4. (More) Books: Does God Suffer?
by Thomas G. Weinandy
5. Poetry: Three Poems for Good Friday
Click here for "The Everlasting Mercy" by John Masefield, "The Dream of the Rood" (8th century Anglo-Saxon poem), and "Good Friday" by Christina Rossetti.
6. Bible:
Is. 66:10-24, Gen. 49:33-50:26, Prov. 31:8-31.
Online here.
7. Liturgy:
A Guide to Johann Sebastian Bach’s St. Matthew Passion
8. Word from the Fathers:
"What Was This Sight?" by St Ignatius Brianchaninov
What was this sight, which brought the onlookers to total bewilderment? What was this sight, which sealed the lips of the onlookers with silence, and yet struck their souls? They came as to a spectacle, just to satisfy their curiosity; they left the scene beating their breasts, carrying away a horrifying astonishment… What was this sight?
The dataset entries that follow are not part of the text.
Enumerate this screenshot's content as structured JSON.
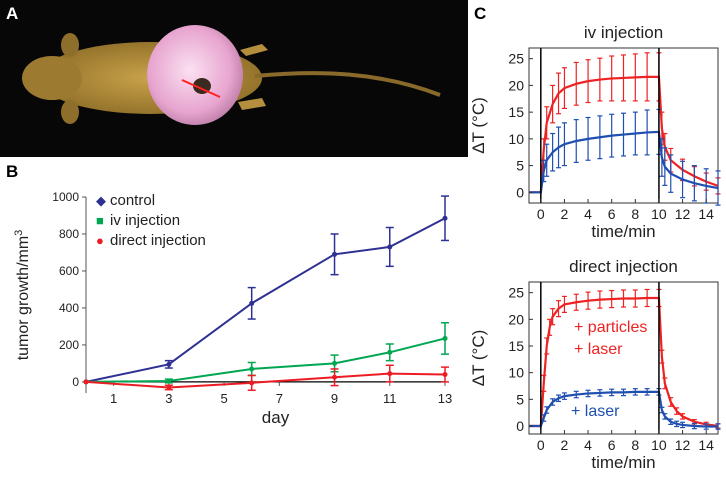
{
  "panel_labels": {
    "a": "A",
    "b": "B",
    "c": "C"
  },
  "colors": {
    "control": "#2e3192",
    "iv": "#00a651",
    "direct": "#ed1c24",
    "red": "#ee2222",
    "blue": "#1f4fb0"
  },
  "chart_data": [
    {
      "id": "B",
      "type": "line",
      "title": "",
      "xlabel": "day",
      "ylabel_parts": {
        "main": "tumor growth/mm",
        "sup": "3"
      },
      "xlim": [
        0,
        13
      ],
      "ylim": [
        -60,
        1000
      ],
      "x_ticks": [
        1,
        3,
        5,
        7,
        9,
        11,
        13
      ],
      "y_ticks": [
        0,
        200,
        400,
        600,
        800,
        1000
      ],
      "legend": [
        {
          "label": "control",
          "marker": "◆",
          "key": "control"
        },
        {
          "label": "iv injection",
          "marker": "■",
          "key": "iv"
        },
        {
          "label": "direct injection",
          "marker": "●",
          "key": "direct"
        }
      ],
      "series": [
        {
          "name": "control",
          "key": "control",
          "x": [
            0,
            3,
            6,
            9,
            11,
            13
          ],
          "y": [
            0,
            95,
            425,
            690,
            730,
            885
          ],
          "err": [
            0,
            20,
            85,
            110,
            105,
            120
          ]
        },
        {
          "name": "iv injection",
          "key": "iv",
          "x": [
            0,
            3,
            6,
            9,
            11,
            13
          ],
          "y": [
            0,
            5,
            70,
            100,
            160,
            235
          ],
          "err": [
            0,
            10,
            35,
            45,
            45,
            85
          ]
        },
        {
          "name": "direct injection",
          "key": "direct",
          "x": [
            0,
            3,
            6,
            9,
            11,
            13
          ],
          "y": [
            0,
            -30,
            -5,
            25,
            45,
            40
          ],
          "err": [
            0,
            12,
            40,
            45,
            45,
            40
          ]
        }
      ]
    },
    {
      "id": "C-top",
      "type": "line",
      "title": "iv injection",
      "xlabel": "time/min",
      "ylabel": "ΔT (°C)",
      "xlim": [
        -1,
        15
      ],
      "ylim": [
        -2,
        27
      ],
      "x_ticks": [
        0,
        2,
        4,
        6,
        8,
        10,
        12,
        14
      ],
      "y_ticks": [
        0,
        5,
        10,
        15,
        20,
        25
      ],
      "vlines": [
        0,
        10
      ],
      "series": [
        {
          "name": "red",
          "key": "red",
          "x": [
            -1,
            -0.5,
            0,
            0.25,
            0.5,
            1,
            1.5,
            2,
            3,
            4,
            5,
            6,
            7,
            8,
            9,
            10,
            10.25,
            10.5,
            11,
            12,
            13,
            14,
            15
          ],
          "y": [
            0,
            0,
            0,
            8,
            13,
            16.5,
            18.5,
            19.5,
            20.3,
            20.8,
            21.1,
            21.3,
            21.4,
            21.5,
            21.6,
            21.6,
            12,
            8.5,
            6,
            4.2,
            3,
            2,
            1.2
          ],
          "err": [
            0,
            0,
            0,
            2,
            3,
            3.5,
            3.8,
            3.8,
            4,
            4,
            4,
            4.2,
            4.3,
            4.4,
            4.5,
            4.5,
            3,
            2.5,
            2.2,
            2,
            1.8,
            1.6,
            1.5
          ]
        },
        {
          "name": "blue",
          "key": "blue",
          "x": [
            -1,
            -0.5,
            0,
            0.25,
            0.5,
            1,
            1.5,
            2,
            3,
            4,
            5,
            6,
            7,
            8,
            9,
            10,
            10.25,
            10.5,
            11,
            12,
            13,
            14,
            15
          ],
          "y": [
            0,
            0,
            0,
            4,
            6,
            7.5,
            8.4,
            9,
            9.6,
            10,
            10.3,
            10.6,
            10.8,
            11,
            11.2,
            11.3,
            6.5,
            4.8,
            3.5,
            2.4,
            1.7,
            1.2,
            0.8
          ],
          "err": [
            0,
            0,
            0,
            2,
            3,
            3.5,
            3.8,
            4,
            4,
            4,
            4,
            4,
            4,
            4,
            4.2,
            4.2,
            3.5,
            3.5,
            3.5,
            3.4,
            3.3,
            3.2,
            3.2
          ]
        }
      ]
    },
    {
      "id": "C-bottom",
      "type": "line",
      "title": "direct injection",
      "xlabel": "time/min",
      "ylabel": "ΔT (°C)",
      "xlim": [
        -1,
        15
      ],
      "ylim": [
        -1.5,
        27
      ],
      "x_ticks": [
        0,
        2,
        4,
        6,
        8,
        10,
        12,
        14
      ],
      "y_ticks": [
        0,
        5,
        10,
        15,
        20,
        25
      ],
      "vlines": [
        0,
        10
      ],
      "annotations": [
        {
          "text": "+ particles",
          "key": "red"
        },
        {
          "text": "+ laser",
          "key": "red"
        },
        {
          "text": "+ laser",
          "key": "blue"
        }
      ],
      "series": [
        {
          "name": "red",
          "key": "red",
          "x": [
            -1,
            -0.5,
            0,
            0.25,
            0.5,
            0.75,
            1,
            1.5,
            2,
            3,
            4,
            5,
            6,
            7,
            8,
            9,
            10,
            10.25,
            10.5,
            11,
            11.5,
            12,
            13,
            14,
            15
          ],
          "y": [
            0,
            0,
            0,
            8,
            15,
            18.5,
            20.5,
            22,
            22.8,
            23.2,
            23.5,
            23.7,
            23.8,
            23.9,
            23.9,
            24,
            24,
            13,
            8,
            4.5,
            2.8,
            1.8,
            0.8,
            0.3,
            0
          ],
          "err": [
            0,
            0,
            0,
            1.5,
            1.5,
            1.5,
            1.5,
            1.5,
            1.5,
            1.5,
            1.6,
            1.6,
            1.6,
            1.6,
            1.6,
            1.6,
            1.6,
            1.2,
            1,
            0.8,
            0.6,
            0.5,
            0.4,
            0.4,
            0.4
          ]
        },
        {
          "name": "blue",
          "key": "blue",
          "x": [
            -1,
            -0.5,
            0,
            0.25,
            0.5,
            1,
            1.5,
            2,
            3,
            4,
            5,
            6,
            7,
            8,
            9,
            10,
            10.25,
            10.5,
            11,
            11.5,
            12,
            13,
            14,
            15
          ],
          "y": [
            0,
            0,
            0,
            1.5,
            3,
            4.5,
            5.2,
            5.6,
            5.9,
            6.1,
            6.2,
            6.3,
            6.3,
            6.4,
            6.4,
            6.4,
            3,
            1.8,
            0.8,
            0.4,
            0.2,
            0,
            -0.1,
            -0.1
          ],
          "err": [
            0,
            0,
            0,
            0.6,
            0.6,
            0.6,
            0.6,
            0.6,
            0.6,
            0.6,
            0.6,
            0.6,
            0.6,
            0.6,
            0.6,
            0.6,
            0.5,
            0.5,
            0.5,
            0.5,
            0.5,
            0.5,
            0.5,
            0.5
          ]
        }
      ]
    }
  ]
}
Not only did people look at this sight—the angels of God also looked upon it with terror and the deepest awe; their attention was no longer drawn to heavenly objects—their gaze was turned and riveted to the scene unfolding on the earth. The sun saw something it had never seen before, and, unable to bear what it saw, hid its rays like a man shutting his eyes against an unbearable sight; it cloaked itself in deep darkness, expressing with this dark cloak a sorrow so bitter—as bitter as death. The earth quaked and trembled beneath the event taking place upon it. The Old Testament Church rent its magnificent veil—that is how those experiencing an irrevocable calamity rack themselves, not sparing their most precious garments. All those who came to this sight, beholding the things which were done, smote their breasts, and returned (Lk. 23:48)… What was this sight?
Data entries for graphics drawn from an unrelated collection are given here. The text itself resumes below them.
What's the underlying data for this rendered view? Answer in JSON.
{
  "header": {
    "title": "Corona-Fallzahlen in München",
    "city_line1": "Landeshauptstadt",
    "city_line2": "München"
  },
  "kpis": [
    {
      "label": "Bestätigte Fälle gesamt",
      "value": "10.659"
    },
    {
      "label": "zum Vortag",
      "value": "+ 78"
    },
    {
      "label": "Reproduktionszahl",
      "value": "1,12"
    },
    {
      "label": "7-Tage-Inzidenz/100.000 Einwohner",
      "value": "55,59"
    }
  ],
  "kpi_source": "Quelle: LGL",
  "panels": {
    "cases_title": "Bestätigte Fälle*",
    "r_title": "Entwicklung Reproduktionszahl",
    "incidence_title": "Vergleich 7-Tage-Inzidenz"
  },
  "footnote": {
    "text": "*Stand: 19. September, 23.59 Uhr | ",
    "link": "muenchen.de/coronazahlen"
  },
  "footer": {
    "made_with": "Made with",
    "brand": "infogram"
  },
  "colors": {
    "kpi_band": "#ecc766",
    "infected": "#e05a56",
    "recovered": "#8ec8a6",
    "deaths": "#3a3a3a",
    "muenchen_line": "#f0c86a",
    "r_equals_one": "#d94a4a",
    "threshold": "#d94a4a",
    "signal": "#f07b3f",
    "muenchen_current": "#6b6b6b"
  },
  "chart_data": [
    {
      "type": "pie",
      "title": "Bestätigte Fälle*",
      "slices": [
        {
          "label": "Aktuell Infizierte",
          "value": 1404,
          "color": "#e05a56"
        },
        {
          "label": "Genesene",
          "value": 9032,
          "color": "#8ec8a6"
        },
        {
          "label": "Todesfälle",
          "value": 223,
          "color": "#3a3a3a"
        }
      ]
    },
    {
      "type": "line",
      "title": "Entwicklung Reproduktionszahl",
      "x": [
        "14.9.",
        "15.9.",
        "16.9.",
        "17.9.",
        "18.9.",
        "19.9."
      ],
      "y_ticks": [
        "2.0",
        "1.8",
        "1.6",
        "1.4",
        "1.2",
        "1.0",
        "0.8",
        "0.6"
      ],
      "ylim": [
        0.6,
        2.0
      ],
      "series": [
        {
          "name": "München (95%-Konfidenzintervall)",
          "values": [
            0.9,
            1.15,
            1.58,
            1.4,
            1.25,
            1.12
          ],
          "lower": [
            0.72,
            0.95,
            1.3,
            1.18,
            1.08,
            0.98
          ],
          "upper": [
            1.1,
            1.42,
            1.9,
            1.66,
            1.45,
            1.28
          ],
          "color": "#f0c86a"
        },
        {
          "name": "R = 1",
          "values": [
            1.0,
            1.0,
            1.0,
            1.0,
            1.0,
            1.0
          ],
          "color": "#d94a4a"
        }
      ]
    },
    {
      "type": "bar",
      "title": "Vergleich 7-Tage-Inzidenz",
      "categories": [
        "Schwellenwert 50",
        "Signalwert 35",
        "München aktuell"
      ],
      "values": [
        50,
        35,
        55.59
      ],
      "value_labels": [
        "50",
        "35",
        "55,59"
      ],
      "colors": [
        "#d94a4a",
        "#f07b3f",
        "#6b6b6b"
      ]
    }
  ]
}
It was the sight we now commemorate in the present Church service, and behold in the sacred Image before our eyes. The sight was the Son of God, Who came down from the heavens, became man for the salvation of the human race, and was mocked and scourged by men.
May my brothers and sisters in the West have a blessed Good Friday and Saturday and a joyful celebration of our Lord’s third-day resurrection in your homes this weekend, and may my eastern brothers and sisters rejoice in Lazarus Saturday and Palm Sunday as we complete our preparations for Holy Week.
In Christ,
Erin "John" Doom
P.S. According to Giulio Fanti, teacher of mechanical and thermal measurements at the University of Padua, "This statue is the three-dimensional representation in actual size of the Man of the Shroud, created following the precise measurements taken from the cloth in which the body of Christ was wrapped after the crucifixion."
See the 3-D statue here.
And tomorrow at 10 am (Central Standard Time in the U.S.), Christians are "invited to pray virtually before the Turin Shroud on Holy Saturday as the world struggles to contain the coronavirus pandemic, Church officials have said. // The Shroud, which bears the image of a crucified man and has been venerated for centuries as Christ’s burial cloth, will be displayed via livestream at 5pm local time April 11."